Tonight I attended a performance of "A Minister's Wife," a musical theater adaptation of George Bernard Shaw's "Candida" with book by Austin Pendleton, music by Joshua Schmidt, and lyrics by Jan Levy Tranen. Marc Kudisch played the minister, Kate Fry played his wife, and Bobby Steggert played the young Eugene Marchbanks, who has a crush on the minister's wife and tries to win her away from him. Also cast were Liz Baltes as the minister's secretary and Drew Gehling as the curate.
My reaction: This is an interesting play that was not crying out to be made into a musical. I enjoyed the play, but my mind switched off and my attention wandered when the songs intruded. Part of the problem may be that the songs struck me as undistinguished; the lyrics were not memorable, the music was not memorable.
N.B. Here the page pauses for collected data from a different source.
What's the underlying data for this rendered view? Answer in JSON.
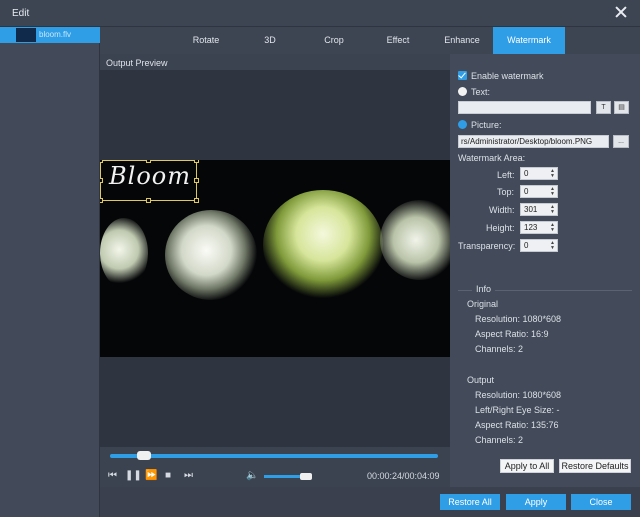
{
  "window": {
    "title": "Edit"
  },
  "sidebar": {
    "file_name": "bloom.flv"
  },
  "tabs": [
    {
      "label": "Rotate"
    },
    {
      "label": "3D"
    },
    {
      "label": "Crop"
    },
    {
      "label": "Effect"
    },
    {
      "label": "Enhance"
    },
    {
      "label": "Watermark",
      "active": true
    }
  ],
  "preview": {
    "label": "Output Preview",
    "watermark_text": "Bloom"
  },
  "player": {
    "timecode": "00:00:24/00:04:09",
    "progress": 0.1,
    "volume": 0.8
  },
  "watermark": {
    "enable_label": "Enable watermark",
    "enabled": true,
    "text_label": "Text:",
    "text_value": "",
    "picture_label": "Picture:",
    "picture_path": "rs/Administrator/Desktop/bloom.PNG",
    "browse_label": "...",
    "area_label": "Watermark Area:",
    "left_label": "Left:",
    "left_value": "0",
    "top_label": "Top:",
    "top_value": "0",
    "width_label": "Width:",
    "width_value": "301",
    "height_label": "Height:",
    "height_value": "123",
    "transparency_label": "Transparency:",
    "transparency_value": "0"
  },
  "info": {
    "title": "Info",
    "original_label": "Original",
    "original_resolution": "Resolution: 1080*608",
    "original_aspect": "Aspect Ratio: 16:9",
    "original_channels": "Channels: 2",
    "output_label": "Output",
    "output_resolution": "Resolution: 1080*608",
    "output_eye": "Left/Right Eye Size: -",
    "output_aspect": "Aspect Ratio: 135:76",
    "output_channels": "Channels: 2"
  },
  "buttons": {
    "apply_to_all": "Apply to All",
    "restore_defaults": "Restore Defaults",
    "restore_all": "Restore All",
    "apply": "Apply",
    "close": "Close"
  },
  "colors": {
    "accent": "#2f9ee6",
    "background": "#3b4250",
    "panel": "#434a59"
  }
}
The only time when I thought the music was actually enhancing things dramatically was during the final scene. I couldn't figure out whether the composer thought he was writing opera or writing musical theater. Musical theater would require something along the lines of catchier tunes, opera would require a bit more complexity. My theater-going companion liked the music and was enthralled by the whole production, but I found it difficult to focus on it. I think I would have preferred just the straight play.
Acting and directing were fine; singing was not so fine. In fact, at times I found the singing a bit painful to listen to from some of the cast. I had no problems with Mr. Steggert, whom I've heard with pleasure before in Yank! and Ragtime. But Marc Kudisch's minister sounded grating to me, and Kate Fry's minister's wife sounded a bit tentative at times. The instrumental ensemble – keyboard, violin, cello, and bass clarinet – was stationed behind and above the play area behind a dark scrim; not so great for coordination. Perhaps the problem for me was the space itself. The Newhouse is a small, semi-in-the-round space, and perhaps it just does not work well for a musical. (The larger space in the upstairs Beaumont theater is fine for a musical, and has the capacity for a real pit orchestra.)
At any rate, I give this one a mixed review.